La colmena del trashumante

J. R. Alonso de la Torre
J. R. ALONSO DE LA TORRE

Cuando circulo por La Serena o por los Llanos de Cáceres y contemplo esas llanuras inmensas sin la miserable sombra de una encina, me reafirmo en la idea de que los extremeños hemos sido históricamente tontos. ¿Cómo es posible que permitiéramos deforestar miles de hectáreas para que pastaran los rebaños trashumantes de la Mesta? Traer el ganado en invierno a Extremadura era sencillo porque el alquiler de las dehesas era barato y porque se podía hacer con la tierra lo que se quisiera, incluido talar miles de árboles para tener más terreno para pastos. Sin embargo, cuando a los extremeños nos ha tocado convertirnos en trashumantes, nos han puesto todas las trabas posibles para favorecer a los nativos. Ahí está el caso reciente de la trashumancia de nuestras colmenas.
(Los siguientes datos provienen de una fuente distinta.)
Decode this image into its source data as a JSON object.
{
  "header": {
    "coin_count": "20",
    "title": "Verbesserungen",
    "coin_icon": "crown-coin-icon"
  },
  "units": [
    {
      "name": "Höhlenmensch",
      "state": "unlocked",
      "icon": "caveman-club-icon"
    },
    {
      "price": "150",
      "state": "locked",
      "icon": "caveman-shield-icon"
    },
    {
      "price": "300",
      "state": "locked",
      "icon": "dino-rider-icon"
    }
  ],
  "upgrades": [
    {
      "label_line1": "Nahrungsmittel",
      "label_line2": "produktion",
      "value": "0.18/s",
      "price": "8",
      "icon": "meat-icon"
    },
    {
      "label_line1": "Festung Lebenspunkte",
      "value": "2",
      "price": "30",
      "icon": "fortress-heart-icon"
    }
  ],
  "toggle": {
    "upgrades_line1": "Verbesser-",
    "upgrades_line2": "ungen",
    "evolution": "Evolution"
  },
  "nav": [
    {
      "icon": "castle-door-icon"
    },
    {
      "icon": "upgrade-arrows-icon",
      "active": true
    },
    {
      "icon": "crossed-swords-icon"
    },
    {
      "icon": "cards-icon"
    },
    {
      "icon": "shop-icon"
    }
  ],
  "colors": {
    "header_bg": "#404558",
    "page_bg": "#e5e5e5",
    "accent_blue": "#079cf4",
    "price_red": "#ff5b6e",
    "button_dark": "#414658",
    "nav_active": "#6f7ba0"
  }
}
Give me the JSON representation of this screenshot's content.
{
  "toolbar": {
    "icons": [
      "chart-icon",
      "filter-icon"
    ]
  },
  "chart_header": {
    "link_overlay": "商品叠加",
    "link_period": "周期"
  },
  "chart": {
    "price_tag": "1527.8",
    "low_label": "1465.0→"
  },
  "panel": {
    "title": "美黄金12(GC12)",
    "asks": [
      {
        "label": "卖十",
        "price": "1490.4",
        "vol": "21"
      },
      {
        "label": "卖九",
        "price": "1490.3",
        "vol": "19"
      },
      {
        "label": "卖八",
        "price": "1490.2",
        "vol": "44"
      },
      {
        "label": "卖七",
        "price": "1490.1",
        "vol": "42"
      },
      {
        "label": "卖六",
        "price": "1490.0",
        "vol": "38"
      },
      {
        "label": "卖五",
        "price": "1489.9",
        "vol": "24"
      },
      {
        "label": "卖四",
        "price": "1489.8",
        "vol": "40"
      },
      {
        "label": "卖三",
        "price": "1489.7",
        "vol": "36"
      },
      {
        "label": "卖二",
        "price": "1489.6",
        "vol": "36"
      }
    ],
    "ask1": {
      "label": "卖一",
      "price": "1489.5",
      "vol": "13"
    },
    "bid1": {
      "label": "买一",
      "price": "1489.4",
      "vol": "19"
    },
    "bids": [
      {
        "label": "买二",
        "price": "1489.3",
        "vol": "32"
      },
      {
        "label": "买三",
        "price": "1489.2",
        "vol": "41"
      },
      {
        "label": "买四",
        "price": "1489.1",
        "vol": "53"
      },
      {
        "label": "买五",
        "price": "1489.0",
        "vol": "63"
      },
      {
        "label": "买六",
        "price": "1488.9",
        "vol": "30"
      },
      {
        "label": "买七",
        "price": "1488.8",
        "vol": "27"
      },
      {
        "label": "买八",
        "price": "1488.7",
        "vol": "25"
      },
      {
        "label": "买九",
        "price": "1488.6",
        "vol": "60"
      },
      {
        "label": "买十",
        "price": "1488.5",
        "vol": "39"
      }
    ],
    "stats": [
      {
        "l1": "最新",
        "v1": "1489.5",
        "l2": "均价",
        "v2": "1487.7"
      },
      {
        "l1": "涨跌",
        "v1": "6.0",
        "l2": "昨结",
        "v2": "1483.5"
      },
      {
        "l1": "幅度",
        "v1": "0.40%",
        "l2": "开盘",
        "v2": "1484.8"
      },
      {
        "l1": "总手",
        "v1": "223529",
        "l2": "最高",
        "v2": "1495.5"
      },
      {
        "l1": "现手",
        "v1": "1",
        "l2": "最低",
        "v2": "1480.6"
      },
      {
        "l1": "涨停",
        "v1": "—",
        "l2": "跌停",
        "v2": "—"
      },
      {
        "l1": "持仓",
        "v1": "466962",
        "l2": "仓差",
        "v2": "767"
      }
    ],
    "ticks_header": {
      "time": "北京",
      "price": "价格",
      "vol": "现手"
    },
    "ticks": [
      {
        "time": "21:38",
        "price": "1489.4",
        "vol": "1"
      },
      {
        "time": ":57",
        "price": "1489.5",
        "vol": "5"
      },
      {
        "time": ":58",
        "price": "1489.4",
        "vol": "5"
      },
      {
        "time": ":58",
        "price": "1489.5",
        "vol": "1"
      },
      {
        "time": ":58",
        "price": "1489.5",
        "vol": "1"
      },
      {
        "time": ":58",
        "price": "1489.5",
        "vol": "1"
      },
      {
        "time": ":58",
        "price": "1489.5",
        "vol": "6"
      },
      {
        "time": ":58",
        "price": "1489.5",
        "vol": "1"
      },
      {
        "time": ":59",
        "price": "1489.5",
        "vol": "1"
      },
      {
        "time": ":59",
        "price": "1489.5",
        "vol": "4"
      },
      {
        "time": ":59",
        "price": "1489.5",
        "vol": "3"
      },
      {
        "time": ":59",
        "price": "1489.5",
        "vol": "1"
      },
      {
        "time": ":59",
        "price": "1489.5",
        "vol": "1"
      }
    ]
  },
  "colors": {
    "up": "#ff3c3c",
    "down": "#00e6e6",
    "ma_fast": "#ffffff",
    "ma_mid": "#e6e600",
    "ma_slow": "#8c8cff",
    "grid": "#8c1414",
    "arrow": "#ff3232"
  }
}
Quienes las llevaban, entre junio y octubre, a la provincia de Ávila, donde el clima veraniego es más suave, se encontraban con que algunos municipios abulenses cobraban 3 euros por colmena que se instalara en su término a los colmeneros extremeños y 0.35 euros a los colmeneros del lugar. Es más, si un extremeño tenía sus colmenas en una finca desde, por ejemplo, hacía 30 años y un nativo quería colocar allí las suyas, el extremeño tenia que irse. Afortunadamente, los tribunales han dictado sentencia contra estos abusos y los derechos de nuestros trashumantes serán respetados: pagarán por colmena como los de Ávila y no tendrán que trasladar las suyas si uno del pueblo quiere ocupar el sitio. Es lo justo por derecho y por historia.